Posted: Mar 17, 2022 2:18 am
by Ken Fabian
I think we will see working fusion before we see geothermal power of that sort. But we will have much better batteries and other improved energy storage as well as cheaper solar/wind/wave power, better, longer grid interconnectors and probably modular nuclear reactors before we see working fusion. Whilst the successes of the most achievable technologies won't prevent ongoing work on less achievable ones it may be the problems they are intended to solve will get solved without them.

All we have to do is to build these nanobots that will harvest minerals from NEOs and will self-construct this solar array.


ALL? Seriously? Using non-existent "Nanobots" is equivalent to relying on magic. There is nothing inevitable about such technology.

Any factory that makes solar panels will draw on multiple specialist suppliers as well as connect to pre-existing essential services, many of which will not be viable or exist at all except that there were and are other uses and users. Between imagining nanobots that can do it all, from the very limited minerals available in asteroids - and I seriously doubt it even can be done that way - and designing and producing them is a vast amount of R&D that is unlikely to happen if it relies on such speculative projects to provide sufficient motivation. Some Earth based reasons for developing such technologies may allow other uses to develop as spin offs but asteroid mining, whilst conceptually simple, will be very complex and difficult and it is unlikely to be attempted with nanobots, even if they existed.

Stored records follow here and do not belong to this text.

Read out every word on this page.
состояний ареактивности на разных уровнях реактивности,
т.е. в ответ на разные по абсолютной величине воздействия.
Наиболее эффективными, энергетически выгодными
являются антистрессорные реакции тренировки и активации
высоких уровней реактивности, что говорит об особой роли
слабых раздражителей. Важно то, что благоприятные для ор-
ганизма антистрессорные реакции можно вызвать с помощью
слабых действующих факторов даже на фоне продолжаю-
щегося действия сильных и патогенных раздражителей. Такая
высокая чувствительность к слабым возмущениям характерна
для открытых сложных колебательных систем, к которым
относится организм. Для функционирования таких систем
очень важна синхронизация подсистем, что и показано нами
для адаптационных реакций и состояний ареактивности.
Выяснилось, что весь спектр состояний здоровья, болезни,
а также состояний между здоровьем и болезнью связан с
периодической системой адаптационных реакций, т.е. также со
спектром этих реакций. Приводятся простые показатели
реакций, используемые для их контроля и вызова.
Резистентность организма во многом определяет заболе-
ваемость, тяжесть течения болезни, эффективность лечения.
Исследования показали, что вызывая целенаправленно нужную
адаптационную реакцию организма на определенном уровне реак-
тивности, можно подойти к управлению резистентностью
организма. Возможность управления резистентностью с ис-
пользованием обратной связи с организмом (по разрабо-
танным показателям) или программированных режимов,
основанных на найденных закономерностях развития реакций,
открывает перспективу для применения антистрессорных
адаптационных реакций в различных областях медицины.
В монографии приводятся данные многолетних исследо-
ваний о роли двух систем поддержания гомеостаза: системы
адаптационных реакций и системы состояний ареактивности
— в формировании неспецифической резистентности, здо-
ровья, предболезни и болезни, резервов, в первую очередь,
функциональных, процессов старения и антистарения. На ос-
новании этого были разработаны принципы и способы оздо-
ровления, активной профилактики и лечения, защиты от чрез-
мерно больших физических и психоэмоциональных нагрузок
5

Space solar has been an idea around for a long time without any significant progress. I've always wondered why, if it is feasible to beam power down from space, can't we leave the solar farms on Earth and beam power up in one place and back down somewhere else? Well - poor energy conversion efficiencies is probably one reason why it is not given consideration. Like many of the "just do X" solutions, it turns out being a lot more difficult and potentially expensive than the optimists say.

In my experience the proponents of such clean energy solutions are usually grand space optimists for whom the massive expansion of space capabilities is the principle motivation - very often with the intention of leaving Earth and it's problems behind rather than fix them; it will not go down well for our very serious Earthly concerns to be misused to advance entirely different objectives.